Chu, a researcher at Biogen Idec, cautioned that the company still is getting a handle on identifying markers and isolating the putative stem cells, let alone developing targeted therapies against them. "It's still the early days," he said.
But the company does have big plans. "Our goal is to improve cancer survival rates by identifying these cancer stem cells in order to pave the way for therapeutics to prevent the relapse or metastasis of cancer."
Somewhat ironically, if the idea that stem cells are behind metastases and recurrence proves correct, it would mean that current cancer therapies, which by and large target fully differentiated and rapidly dividing cells, are the opposite of what would be optimal; stem cells neither divide rapidly, nor are they differentiated.

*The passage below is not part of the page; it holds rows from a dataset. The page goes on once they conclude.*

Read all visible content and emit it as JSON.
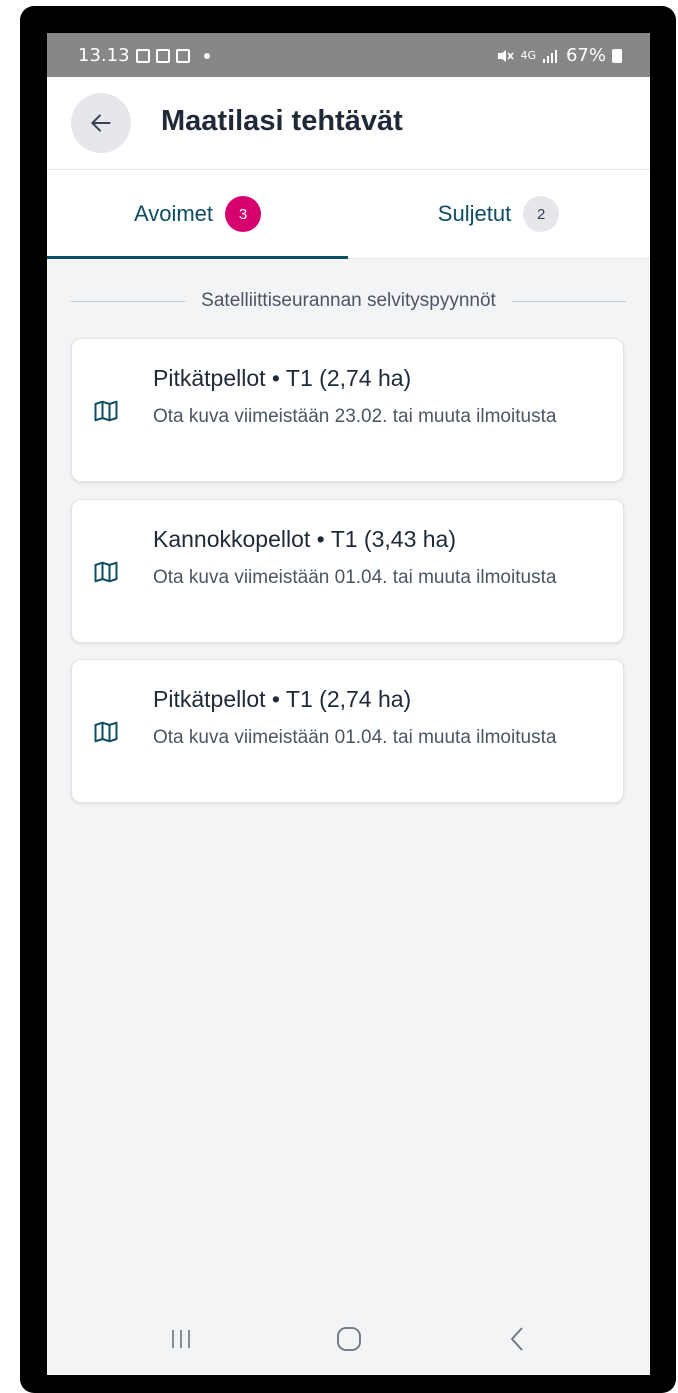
{
  "status_bar": {
    "time": "13.13",
    "network": "4G",
    "battery": "67%",
    "icons": [
      "image-icon",
      "calendar-icon",
      "cast-icon",
      "mute-icon",
      "signal-icon",
      "battery-icon"
    ]
  },
  "app_bar": {
    "title": "Maatilasi tehtävät",
    "back_icon": "arrow-left-icon"
  },
  "tabs": [
    {
      "label": "Avoimet",
      "count": "3",
      "active": true
    },
    {
      "label": "Suljetut",
      "count": "2",
      "active": false
    }
  ],
  "section": {
    "title": "Satelliittiseurannan selvityspyynnöt"
  },
  "tasks": [
    {
      "title": "Pitkätpellot • T1 (2,74 ha)",
      "description": "Ota kuva viimeistään 23.02. tai muuta ilmoitusta",
      "icon": "map-icon"
    },
    {
      "title": "Kannokkopellot • T1 (3,43 ha)",
      "description": "Ota kuva viimeistään 01.04. tai muuta ilmoitusta",
      "icon": "map-icon"
    },
    {
      "title": "Pitkätpellot • T1 (2,74 ha)",
      "description": "Ota kuva viimeistään 01.04. tai muuta ilmoitusta",
      "icon": "map-icon"
    }
  ],
  "colors": {
    "primary": "#0e4d62",
    "badge_active": "#d6006e",
    "background": "#f3f4f6"
  }
}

Better ways to identify stem cells could lead not only to new targets, but also to a second lease on life for an old method. "Now that we're starting to understand stem cell antigens, we can maybe go back to immunotherapies," Harbour said. Cancer vaccines have had a decidedly mixed history in the clinic to date, but more accurate targeting could change their fortunes for the better.

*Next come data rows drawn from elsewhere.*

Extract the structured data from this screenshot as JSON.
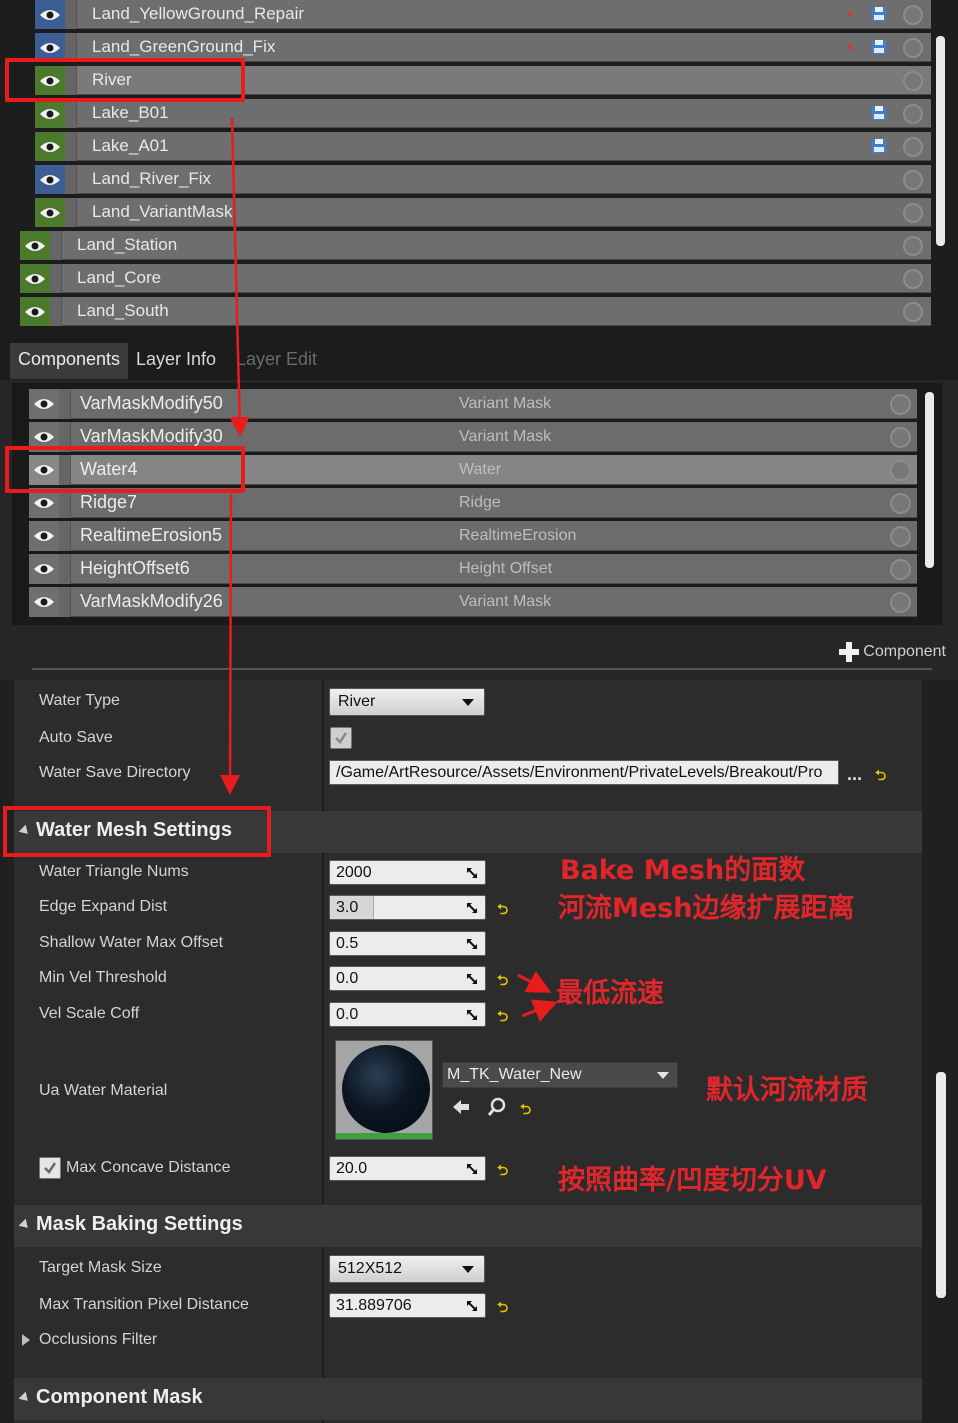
{
  "layers": {
    "rows": [
      {
        "name": "Land_YellowGround_Repair",
        "eye": "blue",
        "indent": 1,
        "unsaved": true,
        "save": true
      },
      {
        "name": "Land_GreenGround_Fix",
        "eye": "blue",
        "indent": 1,
        "unsaved": true,
        "save": true
      },
      {
        "name": "River",
        "eye": "green",
        "indent": 1,
        "unsaved": false,
        "save": false,
        "selected": true
      },
      {
        "name": "Lake_B01",
        "eye": "green",
        "indent": 1,
        "unsaved": false,
        "save": true
      },
      {
        "name": "Lake_A01",
        "eye": "green",
        "indent": 1,
        "unsaved": false,
        "save": true
      },
      {
        "name": "Land_River_Fix",
        "eye": "blue",
        "indent": 1,
        "unsaved": false,
        "save": false
      },
      {
        "name": "Land_VariantMask",
        "eye": "green",
        "indent": 1,
        "unsaved": false,
        "save": false
      },
      {
        "name": "Land_Station",
        "eye": "green",
        "indent": 0,
        "unsaved": false,
        "save": false
      },
      {
        "name": "Land_Core",
        "eye": "green",
        "indent": 0,
        "unsaved": false,
        "save": false
      },
      {
        "name": "Land_South",
        "eye": "green",
        "indent": 0,
        "unsaved": false,
        "save": false
      }
    ]
  },
  "tabs": {
    "components": "Components",
    "layer_info": "Layer Info",
    "layer_edit": "Layer Edit"
  },
  "components": {
    "rows": [
      {
        "name": "VarMaskModify50",
        "type": "Variant Mask"
      },
      {
        "name": "VarMaskModify30",
        "type": "Variant Mask"
      },
      {
        "name": "Water4",
        "type": "Water",
        "selected": true
      },
      {
        "name": "Ridge7",
        "type": "Ridge"
      },
      {
        "name": "RealtimeErosion5",
        "type": "RealtimeErosion"
      },
      {
        "name": "HeightOffset6",
        "type": "Height Offset"
      },
      {
        "name": "VarMaskModify26",
        "type": "Variant Mask"
      }
    ],
    "add_label": "Component"
  },
  "details": {
    "water_type_label": "Water Type",
    "water_type_value": "River",
    "auto_save_label": "Auto Save",
    "save_dir_label": "Water Save Directory",
    "save_dir_value": "/Game/ArtResource/Assets/Environment/PrivateLevels/Breakout/Pro",
    "save_dir_more": "...",
    "water_mesh_section": "Water Mesh Settings",
    "triangle_label": "Water Triangle Nums",
    "triangle_value": "2000",
    "edge_label": "Edge Expand Dist",
    "edge_value": "3.0",
    "shallow_label": "Shallow Water Max Offset",
    "shallow_value": "0.5",
    "minvel_label": "Min Vel Threshold",
    "minvel_value": "0.0",
    "velscale_label": "Vel Scale Coff",
    "velscale_value": "0.0",
    "material_label": "Ua Water Material",
    "material_value": "M_TK_Water_New",
    "concave_label": "Max Concave Distance",
    "concave_value": "20.0",
    "mask_section": "Mask Baking Settings",
    "target_mask_label": "Target Mask Size",
    "target_mask_value": "512X512",
    "transition_label": "Max Transition Pixel Distance",
    "transition_value": "31.889706",
    "occlusion_label": "Occlusions Filter",
    "component_mask_section": "Component Mask"
  },
  "annotations": {
    "bake_mesh": "Bake Mesh的面数",
    "edge_expand": "河流Mesh边缘扩展距离",
    "min_speed": "最低流速",
    "default_material": "默认河流材质",
    "uv_split": "按照曲率/凹度切分UV"
  },
  "colors": {
    "eye_blue": "#3d5e92",
    "eye_green": "#4c7a2c",
    "annotation_red": "#e0262a",
    "reset_yellow": "#e6c200"
  }
}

Harbour's lab also is taking the idea that there are many different types of cancer into a different direction. His team is working to find gene expression signatures that predict a tumor is likely to metastasize.
The idea that gene expression signatures can be used to predict metastases may seem hard to reconcile with the concept of a cancer stem cell at first blush, since cancer stem cells are by definition rare tumor denizens with a different program of gene expression than regular tumor cells.
Biogen Idec's Chu noted that early attempts to predict metastasis through gene expression signatures of the whole tumor "didn't really lead to much." But recent technological advances have allowed scientists to study the gene expression profiles, specifically of likely cancer stem cells, and such more specific investigations might lead to more predictive answers.